Re: Bind: Connection Timed Out

Postby TrevorH » 2018/01/31 01:39:08

Opened tcp and udp ports 53 on the firewall? If using firewalld then use firewall-cmd --add-service=DNS or use iptables to add rules if not using firewalld.
CentOS 5 died in March 2017 - migrate NOW!
Full time Geek, part time moderator. Use the FAQ Luke

Devourer
Posts: 5
Joined: 2018/01/29 10:15:59

Re: Bind: Connection Timed Out

Postby Devourer » 2018/01/31 08:26:34

What bind logs looks like ?
Netstat isn't providing full view.
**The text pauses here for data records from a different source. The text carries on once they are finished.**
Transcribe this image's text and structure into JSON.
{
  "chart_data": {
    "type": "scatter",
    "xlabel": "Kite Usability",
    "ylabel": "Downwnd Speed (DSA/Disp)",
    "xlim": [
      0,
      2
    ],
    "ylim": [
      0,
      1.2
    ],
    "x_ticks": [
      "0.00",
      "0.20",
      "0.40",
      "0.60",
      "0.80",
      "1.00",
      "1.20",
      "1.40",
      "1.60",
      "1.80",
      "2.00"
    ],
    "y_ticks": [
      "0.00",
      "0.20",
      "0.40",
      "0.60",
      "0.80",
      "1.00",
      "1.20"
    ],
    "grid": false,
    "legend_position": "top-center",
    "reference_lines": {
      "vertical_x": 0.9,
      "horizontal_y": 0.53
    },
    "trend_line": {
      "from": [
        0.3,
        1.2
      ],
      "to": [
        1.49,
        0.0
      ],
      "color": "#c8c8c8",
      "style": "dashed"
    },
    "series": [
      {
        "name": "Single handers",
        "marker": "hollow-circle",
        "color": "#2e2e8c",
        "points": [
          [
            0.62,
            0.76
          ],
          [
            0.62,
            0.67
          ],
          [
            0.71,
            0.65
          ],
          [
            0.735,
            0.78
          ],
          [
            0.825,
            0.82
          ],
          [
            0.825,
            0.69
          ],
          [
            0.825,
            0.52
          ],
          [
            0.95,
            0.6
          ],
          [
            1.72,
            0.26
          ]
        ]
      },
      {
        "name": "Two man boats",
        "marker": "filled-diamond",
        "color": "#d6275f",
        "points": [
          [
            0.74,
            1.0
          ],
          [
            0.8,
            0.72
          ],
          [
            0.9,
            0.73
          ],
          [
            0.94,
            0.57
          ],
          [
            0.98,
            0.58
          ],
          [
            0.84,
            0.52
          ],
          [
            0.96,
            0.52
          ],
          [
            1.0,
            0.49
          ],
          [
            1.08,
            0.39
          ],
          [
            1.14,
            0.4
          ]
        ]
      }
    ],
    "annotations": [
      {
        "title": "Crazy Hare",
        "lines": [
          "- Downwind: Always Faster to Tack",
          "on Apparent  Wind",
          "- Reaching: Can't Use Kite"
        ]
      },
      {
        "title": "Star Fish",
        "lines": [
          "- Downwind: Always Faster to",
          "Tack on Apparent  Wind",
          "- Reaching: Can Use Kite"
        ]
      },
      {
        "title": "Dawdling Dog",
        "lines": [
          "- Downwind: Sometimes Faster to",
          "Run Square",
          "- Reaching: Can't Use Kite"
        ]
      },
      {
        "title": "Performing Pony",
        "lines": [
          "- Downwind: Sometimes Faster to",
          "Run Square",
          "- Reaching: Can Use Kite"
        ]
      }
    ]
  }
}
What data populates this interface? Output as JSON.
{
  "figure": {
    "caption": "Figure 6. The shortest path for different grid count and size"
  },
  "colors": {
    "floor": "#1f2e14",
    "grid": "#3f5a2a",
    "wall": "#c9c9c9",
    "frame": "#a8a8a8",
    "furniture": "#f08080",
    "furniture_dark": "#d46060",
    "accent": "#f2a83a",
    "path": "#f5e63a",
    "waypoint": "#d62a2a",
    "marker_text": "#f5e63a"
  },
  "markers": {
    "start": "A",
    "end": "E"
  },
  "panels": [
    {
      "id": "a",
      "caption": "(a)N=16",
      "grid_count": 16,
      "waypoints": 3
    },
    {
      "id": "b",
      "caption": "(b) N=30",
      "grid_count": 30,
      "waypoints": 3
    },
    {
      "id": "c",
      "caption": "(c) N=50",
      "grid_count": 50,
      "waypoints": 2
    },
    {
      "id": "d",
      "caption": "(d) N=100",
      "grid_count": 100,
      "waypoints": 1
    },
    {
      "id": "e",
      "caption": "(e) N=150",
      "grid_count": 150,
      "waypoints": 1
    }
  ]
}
Do telnet xx.bb.ccc.zzz 53 from client to server, you can use nc for that too, also try same from server ---> to outside world.
Worth to run tcpdump on server with host ip.addr.xx.xx flag and see if it is receiving query from client.

ilikefishdou
Posts: 4
Joined: 2018/01/31 01:10:47

Re: Bind: Connection Timed Out

Postby ilikefishdou » 2018/01/31 17:32:01

Son of a b! I didn't even think about firewalld running. I was looking for iptables, and since it was a minimal install of centos I figured it didn't have anything installed.

I stopped firewalld and low and behold, a result!

Thanks for the suggestions everyone!